From a clinical point of view, haan is considered as a causative factor in the development of a Korean culture-bound psychiatric syndrome called "Hwa-byung." Hwa-byung literally means "fire (Hwa) disease (Byung)," or "anger disease." The syndrome manifests in the mixture of clinical depression, anxiety and somatic symptoms characterized by the presence of a "lump" and pressure in the throat or chest.
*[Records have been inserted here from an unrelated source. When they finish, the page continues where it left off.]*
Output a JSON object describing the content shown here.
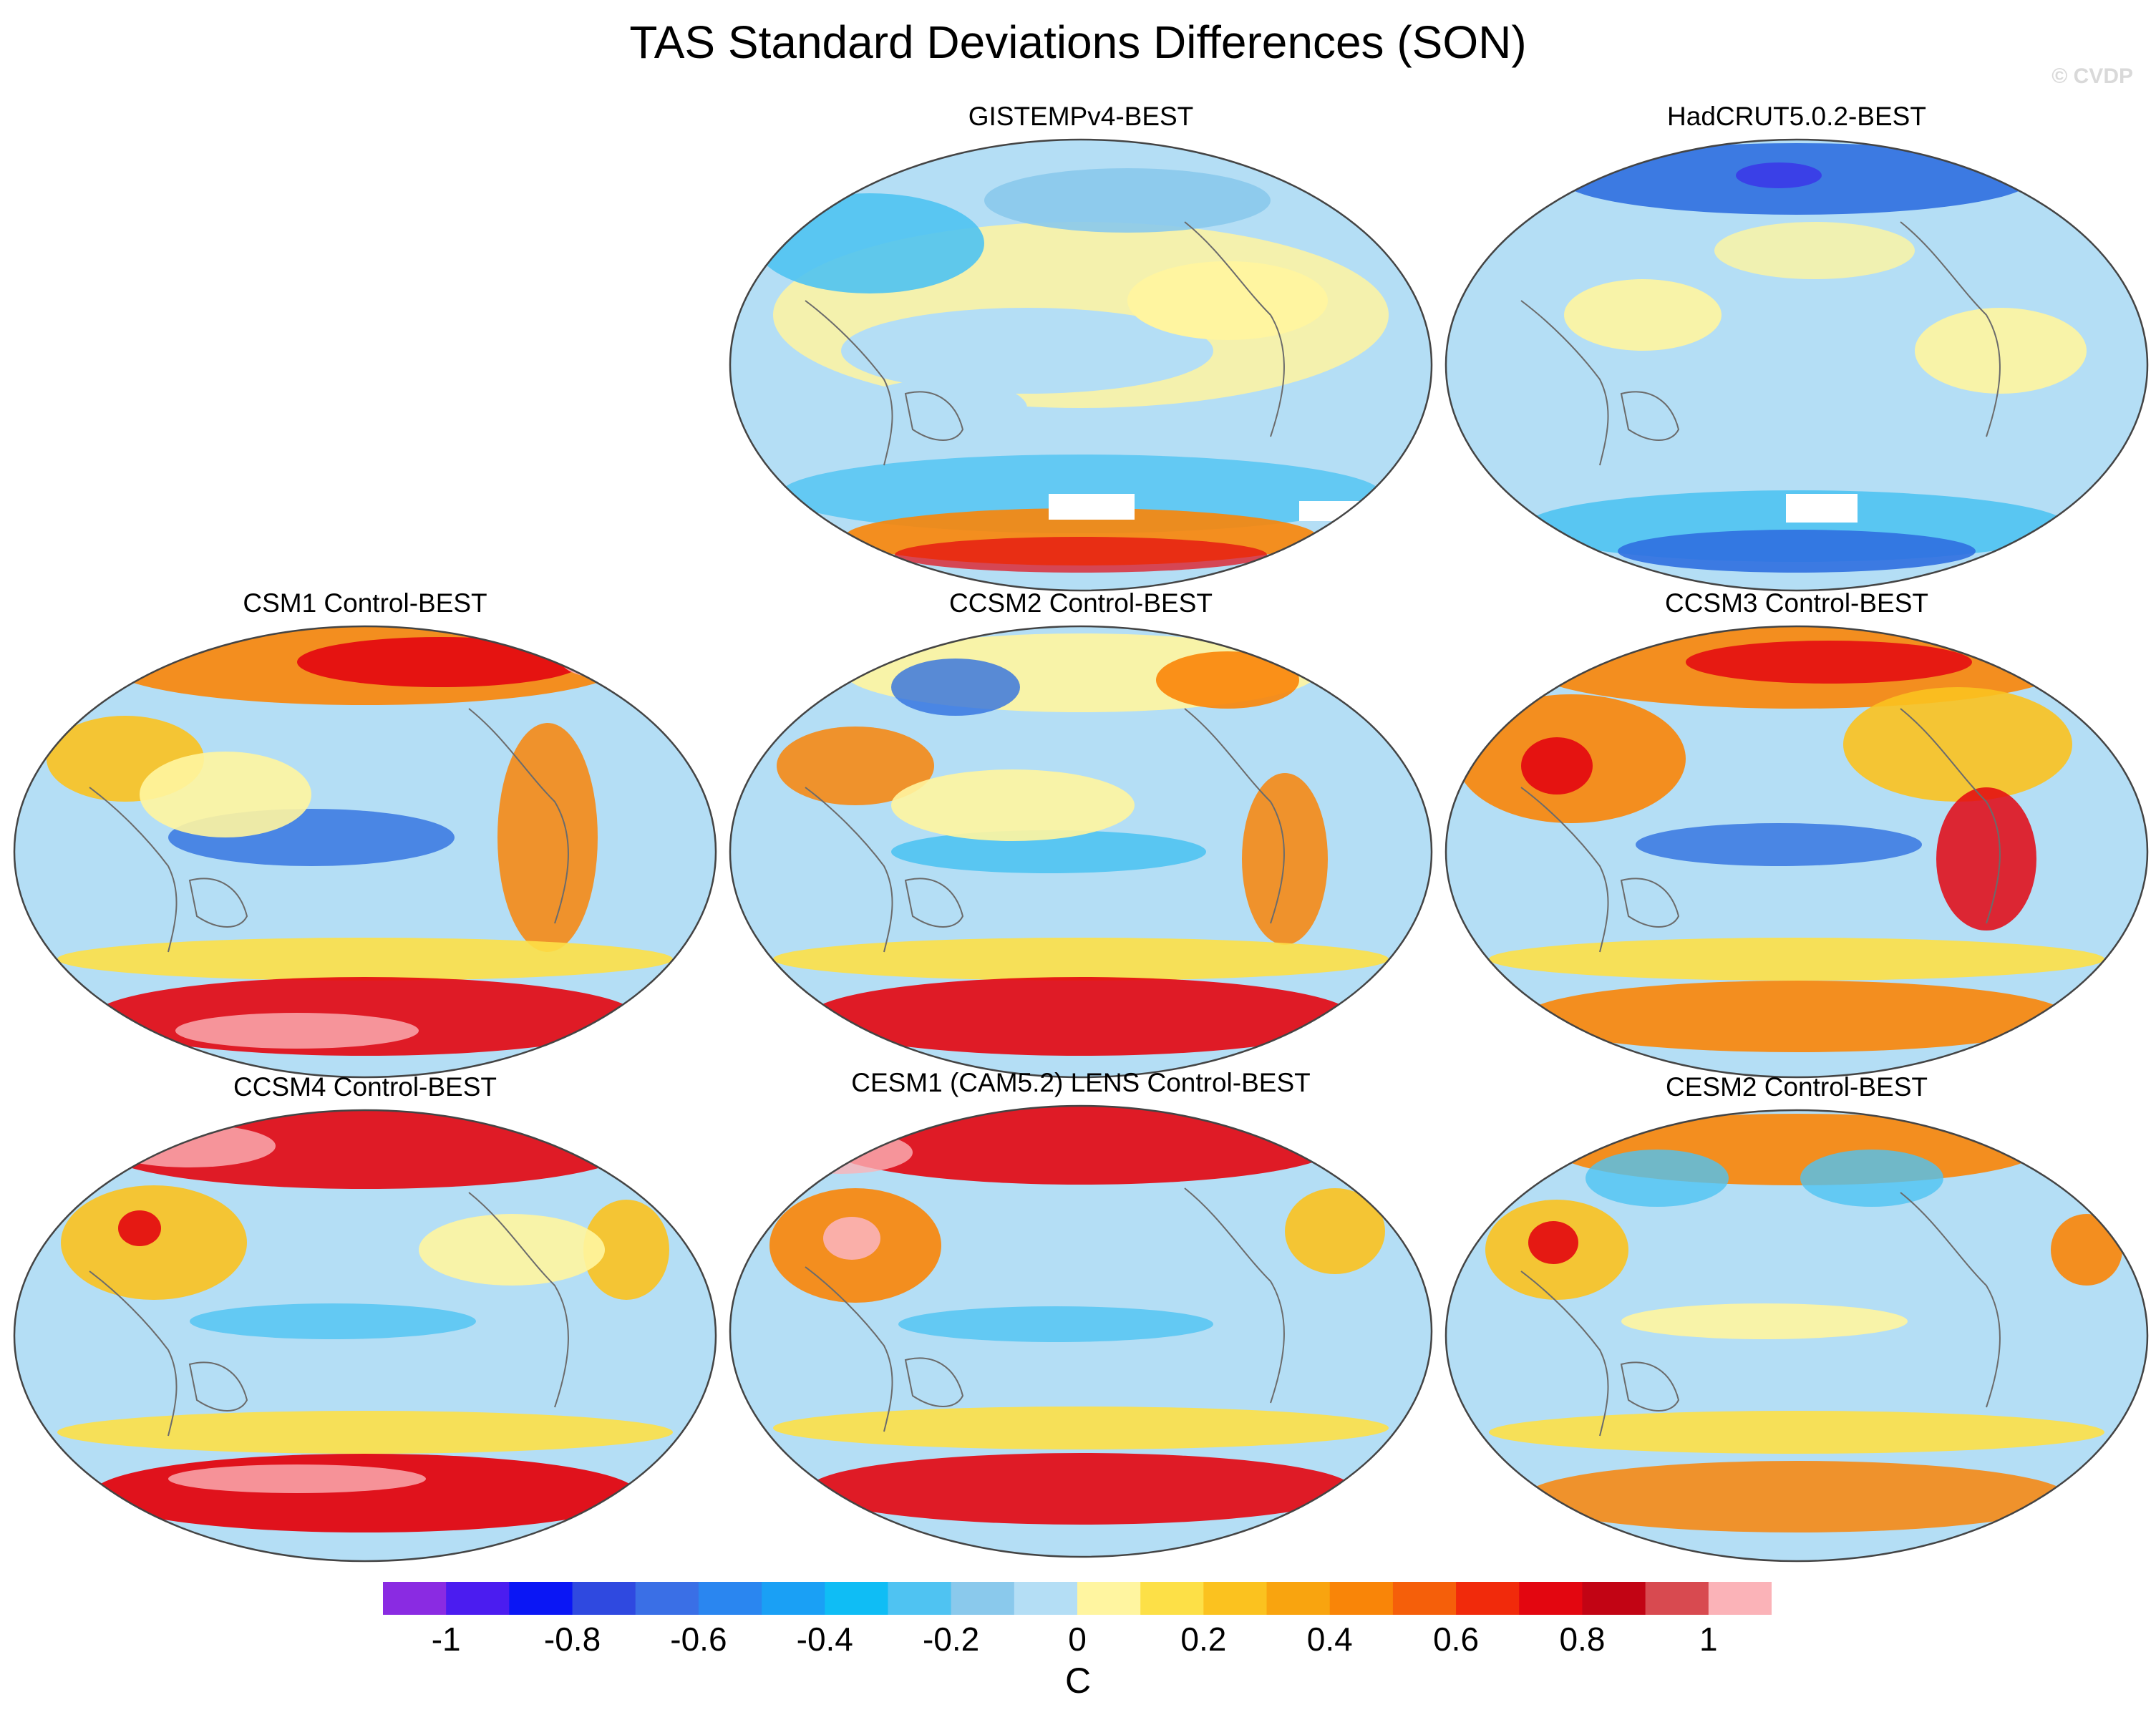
{
  "title": "TAS Standard Deviations Differences (SON)",
  "watermark": "© CVDP",
  "panels": [
    {
      "id": "gistemp",
      "title": "GISTEMPv4-BEST",
      "pattern": "gistemp"
    },
    {
      "id": "hadcrut",
      "title": "HadCRUT5.0.2-BEST",
      "pattern": "hadcrut"
    },
    {
      "id": "csm1",
      "title": "CSM1 Control-BEST",
      "pattern": "csm1"
    },
    {
      "id": "ccsm2",
      "title": "CCSM2 Control-BEST",
      "pattern": "ccsm2"
    },
    {
      "id": "ccsm3",
      "title": "CCSM3 Control-BEST",
      "pattern": "ccsm3"
    },
    {
      "id": "ccsm4",
      "title": "CCSM4 Control-BEST",
      "pattern": "ccsm4"
    },
    {
      "id": "cesm1",
      "title": "CESM1 (CAM5.2) LENS Control-BEST",
      "pattern": "cesm1"
    },
    {
      "id": "cesm2",
      "title": "CESM2 Control-BEST",
      "pattern": "cesm2"
    }
  ],
  "colorbar": {
    "units": "C",
    "colors": [
      "#8a2be2",
      "#4b1cf0",
      "#0a16f5",
      "#2f49e0",
      "#3a6fe6",
      "#2a86f0",
      "#1aa0f5",
      "#0fbdf5",
      "#4fc3f2",
      "#8ac9ec",
      "#b4def5",
      "#fff5a0",
      "#fde047",
      "#fbc21f",
      "#f9a40f",
      "#f98508",
      "#f55f0a",
      "#f12a0b",
      "#e30610",
      "#c20414",
      "#d84a50",
      "#fbb3b8"
    ],
    "tick_labels": [
      "-1",
      "-0.8",
      "-0.6",
      "-0.4",
      "-0.2",
      "0",
      "0.2",
      "0.4",
      "0.6",
      "0.8",
      "1"
    ]
  }
}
The syndrome is most common among women, especially married women who are beyond the middle age and of low social class standing.
According to Sung Kil Min's survey of 100 Hwa-byung patient seen at the Yonsei University Hospital Outpatient Clinic, Seoul, Korea, the symptoms most frequently complained of were: oppressive and heavy feelings in the chest, a feeling of a mass in the chest or abdomen; a feeling of something hot and pushing in the chest; a sensation of heat in the body; feelings of something boiling up, or burning inside. Other physical symptoms include: headaches, palpitation, indigestion, etc. Generally the patients complained of physical symptoms, but when they were asked of emotional symptoms, they mentioned frequently: sadness, pessimistic view, loss of interest, temper, startle, nervousness, and even suicidal thoughts. Other emotions include: rage, hate, resentment, frustration, mortification, regret and shame.
Hwa-byung has been known in Korea as a folk medical term for a long time. Interestingly, Korean immigrant patients who were seen at clinics in Los Angeles manifested symptoms of Hwa-byung. It was Keh-Ming Lin of UCLA who first reported in an English language psychiatric journal citing 3 Korean Hwa-byung cases in 1983. Subsequently several research articles appeared in the American journals, which has aroused an interest in the syndrome among mental health professionals.